Perchè un giovane laureando si sente abbastanza smarrito, può permettersi di costruirsi delle speranze, delle aspettative. E poi?
Cioè, certe aspettative come si realizzano? Chi ci spiega come si fa?
Posso anche immaginare dove sarò l'anno prossimo (perchè proprio non riesco ad immaginare dove sarò tra 10 anni...), ma dato il TRM (tasso di realizzazione medio) delle mie aspettative, forse dovrei studiare un piano B di riserva...
Che poi mi sento sempre in imbarazzo quando mi chiedono "cosa farai dopo la laurea?" (nota bene: "cosa farai" non "cosa vorresti fare", come se il futuro prossimo fosse una certezza...) perchè ci sono sostanzialmente due cose che vorrei fare dopo la laurea, ma sono entrambe speranze sfocate, deboli fiammelle che bruciano solo nel mio stomaco, e che figura da presuntuosa ci faccio se non si realizzano?

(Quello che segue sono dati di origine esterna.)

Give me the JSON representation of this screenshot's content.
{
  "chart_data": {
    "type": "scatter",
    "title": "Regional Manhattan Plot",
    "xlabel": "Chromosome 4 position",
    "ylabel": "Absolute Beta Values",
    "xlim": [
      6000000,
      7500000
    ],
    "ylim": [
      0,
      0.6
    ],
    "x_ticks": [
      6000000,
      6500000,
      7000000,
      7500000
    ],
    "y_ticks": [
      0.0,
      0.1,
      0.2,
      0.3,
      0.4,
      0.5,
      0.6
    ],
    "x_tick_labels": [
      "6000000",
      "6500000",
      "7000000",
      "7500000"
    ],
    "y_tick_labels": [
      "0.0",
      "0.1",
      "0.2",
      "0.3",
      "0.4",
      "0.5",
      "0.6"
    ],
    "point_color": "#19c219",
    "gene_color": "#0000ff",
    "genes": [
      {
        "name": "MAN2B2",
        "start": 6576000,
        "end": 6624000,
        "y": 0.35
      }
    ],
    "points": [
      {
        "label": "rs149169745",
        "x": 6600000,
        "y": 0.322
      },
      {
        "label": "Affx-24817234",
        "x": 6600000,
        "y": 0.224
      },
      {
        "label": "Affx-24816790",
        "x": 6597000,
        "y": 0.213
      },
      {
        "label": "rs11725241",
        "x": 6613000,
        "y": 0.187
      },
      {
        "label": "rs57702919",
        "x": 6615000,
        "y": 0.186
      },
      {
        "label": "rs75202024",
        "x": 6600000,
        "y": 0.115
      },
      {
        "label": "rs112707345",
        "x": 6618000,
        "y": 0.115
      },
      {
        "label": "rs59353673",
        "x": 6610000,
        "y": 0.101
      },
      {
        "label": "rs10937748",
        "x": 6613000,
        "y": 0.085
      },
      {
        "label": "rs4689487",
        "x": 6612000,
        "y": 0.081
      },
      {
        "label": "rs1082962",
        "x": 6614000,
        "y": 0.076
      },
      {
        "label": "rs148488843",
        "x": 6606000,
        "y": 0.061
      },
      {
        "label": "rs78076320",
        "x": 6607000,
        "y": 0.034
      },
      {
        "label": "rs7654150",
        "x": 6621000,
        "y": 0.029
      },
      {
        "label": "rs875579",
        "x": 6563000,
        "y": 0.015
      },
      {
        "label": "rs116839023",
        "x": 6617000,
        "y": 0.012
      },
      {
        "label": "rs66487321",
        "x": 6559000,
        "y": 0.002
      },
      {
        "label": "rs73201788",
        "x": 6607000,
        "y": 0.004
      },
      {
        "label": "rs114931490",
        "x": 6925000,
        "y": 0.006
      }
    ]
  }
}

Tra qualche mese posterò su questo blog la risposta a tutte queste domande. Farò come un prestigiatore che indovina la carta scelta dal volontario. Metto le previsioni in una busta che aprirò intorno a dicembre prossimo. E allora saprò se una sfera di cristallo mi serve veramente o se sono in grado di realizzare il mio futuro senza averlo visto prima (perchè realizzare una cosa già vista è troppo facile...).
Nel frattempo cerco sempre qualcuno che creda in me. Perchè sono sempre più convinta che quella fiammella che brucia la bocca del mio stomaco (più o meno all'altezza del cardias- alla faccia tua, test di medicina) sia alimentata da potenzialità inespresse.